I went to a lecture recently on pediatric ethics. It was fascinating. There was a recent case in which a 12 year old (I think he was twelve – he was a younger teenager if not) refused cancer treatment and died. His parents had issues earlier in his life and gave him to an aunt to raise. An aunt who happened to be a Jehovah’s Witness. The parents took the aunt to court. They lost, and he died. People die from refusing care all the time. People infect people with HIV all the time too, not just through childbirth.
Again, no one is arguing that screening and intervention are effective and may save lives. What we are arguing is that women still have the right to refuse. Just like anyone else, just like the case I posted about the boy refusing blood transfusions. He died. People die from refusing care all the time. Men walking all over the world can infect other people and kill them eventually with the AIDS virus, but we do not pick one point in their lives (like childbirth) and say “Hey!

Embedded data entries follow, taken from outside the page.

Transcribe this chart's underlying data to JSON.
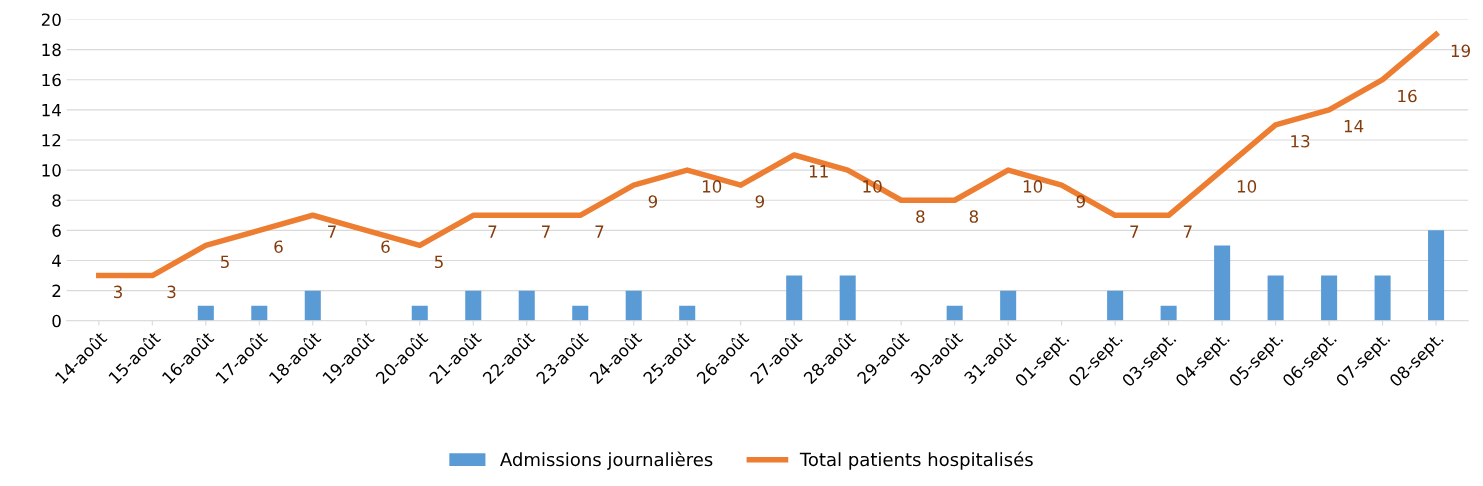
{
  "chart_data": {
    "type": "bar",
    "categories": [
      "14-août",
      "15-août",
      "16-août",
      "17-août",
      "18-août",
      "19-août",
      "20-août",
      "21-août",
      "22-août",
      "23-août",
      "24-août",
      "25-août",
      "26-août",
      "27-août",
      "28-août",
      "29-août",
      "30-août",
      "31-août",
      "01-sept.",
      "02-sept.",
      "03-sept.",
      "04-sept.",
      "05-sept.",
      "06-sept.",
      "07-sept.",
      "08-sept."
    ],
    "series": [
      {
        "name": "Admissions journalières",
        "color": "#5b9bd5",
        "values": [
          0,
          0,
          1,
          1,
          2,
          0,
          1,
          2,
          2,
          1,
          2,
          1,
          0,
          3,
          3,
          0,
          1,
          2,
          0,
          2,
          1,
          5,
          3,
          3,
          3,
          6
        ]
      },
      {
        "name": "Total patients hospitalisés",
        "type": "line",
        "color": "#ed7d31",
        "values": [
          3,
          3,
          5,
          6,
          7,
          6,
          5,
          7,
          7,
          7,
          9,
          10,
          9,
          11,
          10,
          8,
          8,
          10,
          9,
          7,
          7,
          10,
          13,
          14,
          16,
          19
        ],
        "value_labels": [
          "3",
          "3",
          "5",
          "6",
          "7",
          "6",
          "5",
          "7",
          "7",
          "7",
          "9",
          "10",
          "9",
          "11",
          "10",
          "8",
          "8",
          "10",
          "9",
          "7",
          "7",
          "10",
          "13",
          "14",
          "16",
          "19"
        ]
      }
    ],
    "ylim": [
      0,
      20
    ],
    "yticks": [
      0,
      2,
      4,
      6,
      8,
      10,
      12,
      14,
      16,
      18,
      20
    ],
    "grid": "y",
    "legend": "bottom",
    "marker": "none",
    "line_style": "solid"
  }
}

You need an HIV test before you can get this vital care.” Men in prison infect other men in prison with HIV.
I am sure testing men when the are initially incarcerated and even coming up with an HIV prison and a non HIV prison would do SO much more in preventing the spread of HIV in America than testing moms in labor. Would it be ethical? Not sure. Do they do it? No. As far as I know, they are not testing when they show up or when they leave prison, and the HIV rates there can be in the double digits. So can the rape rates.

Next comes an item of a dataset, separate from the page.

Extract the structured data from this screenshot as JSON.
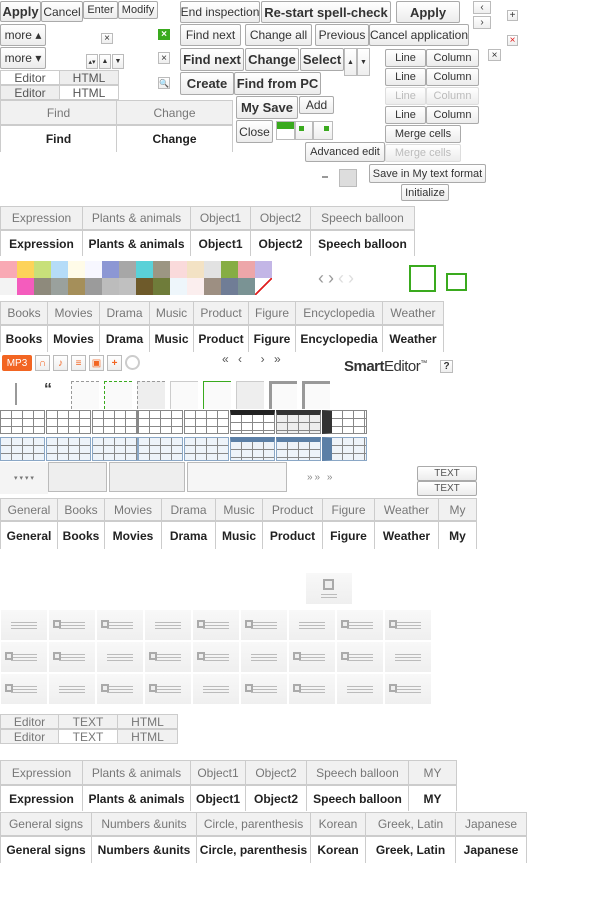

The 20 minute test (which I think is a rapid ELISA) and the tests that take longer (Western Blot, etc) are not true indicators of HIV status. I do encourage people to “know their status”, but it isn’t definitive. All HIV tests test antibodies, and only indicate if one has been exposed in a certain window. Someone who has regular exposures (unprotected sex, while pregnant, say…) with anyone, even a spouse they trust, can be exposed at any time. People have sex and lie to their spouse. People use drugs and lie to their spouse. Unless we start hauling in partners (ALL partners, needle sharing and sexual) and require them to submit, no true universal comprehensive testing could occur. A positive partner could infect a negative mother and she could pass it on to the baby, even after birth, if she is breastfeeding.
I think refusals will be extremely rare, and not necessarily among HIV positive individuals. The strong arguments about the effectiveness of preventing transmission would be more persuasive to me if I thought many HIV positive women would refuse.

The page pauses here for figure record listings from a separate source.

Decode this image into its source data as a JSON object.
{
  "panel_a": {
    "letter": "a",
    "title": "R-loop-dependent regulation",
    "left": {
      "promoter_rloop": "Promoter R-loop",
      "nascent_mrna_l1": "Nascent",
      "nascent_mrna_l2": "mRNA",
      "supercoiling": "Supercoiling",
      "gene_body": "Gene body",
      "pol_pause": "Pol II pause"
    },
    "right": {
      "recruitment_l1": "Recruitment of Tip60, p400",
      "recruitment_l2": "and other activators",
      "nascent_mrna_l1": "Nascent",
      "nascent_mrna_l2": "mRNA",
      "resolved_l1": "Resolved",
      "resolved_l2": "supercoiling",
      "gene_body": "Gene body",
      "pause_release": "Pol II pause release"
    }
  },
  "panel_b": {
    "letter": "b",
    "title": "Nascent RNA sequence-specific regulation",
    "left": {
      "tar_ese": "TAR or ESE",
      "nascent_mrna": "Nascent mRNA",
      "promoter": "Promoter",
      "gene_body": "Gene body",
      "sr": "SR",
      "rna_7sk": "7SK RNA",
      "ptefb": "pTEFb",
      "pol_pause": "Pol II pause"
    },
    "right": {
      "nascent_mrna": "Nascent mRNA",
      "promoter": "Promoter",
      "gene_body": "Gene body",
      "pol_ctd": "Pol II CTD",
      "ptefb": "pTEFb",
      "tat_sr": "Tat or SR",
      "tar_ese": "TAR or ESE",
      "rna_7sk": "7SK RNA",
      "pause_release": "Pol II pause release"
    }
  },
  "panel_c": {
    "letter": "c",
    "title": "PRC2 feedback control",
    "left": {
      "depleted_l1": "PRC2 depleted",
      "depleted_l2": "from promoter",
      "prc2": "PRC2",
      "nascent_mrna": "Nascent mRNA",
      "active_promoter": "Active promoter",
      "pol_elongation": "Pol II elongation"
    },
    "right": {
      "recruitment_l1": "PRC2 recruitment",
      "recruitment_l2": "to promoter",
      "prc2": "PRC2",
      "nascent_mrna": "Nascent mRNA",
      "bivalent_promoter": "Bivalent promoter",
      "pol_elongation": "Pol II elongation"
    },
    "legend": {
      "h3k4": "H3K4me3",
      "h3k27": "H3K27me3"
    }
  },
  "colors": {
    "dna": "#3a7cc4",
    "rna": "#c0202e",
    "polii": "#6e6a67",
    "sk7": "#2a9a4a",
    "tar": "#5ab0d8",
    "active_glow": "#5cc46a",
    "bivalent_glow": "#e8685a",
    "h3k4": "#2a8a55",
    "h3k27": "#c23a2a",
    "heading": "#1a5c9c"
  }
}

I hope that people who think that women who are pregnant should lose their rights will always agree with what people who have control over them thinks is best for them and their families. If not, remember this.
I hope that people who disagree with me never have to go through a situation where someone who has control over their families’ health care does not agree with them about what is best. If that is the case, I hope they get the right to make an informed decision, and maybe they will remember this discussion at that time.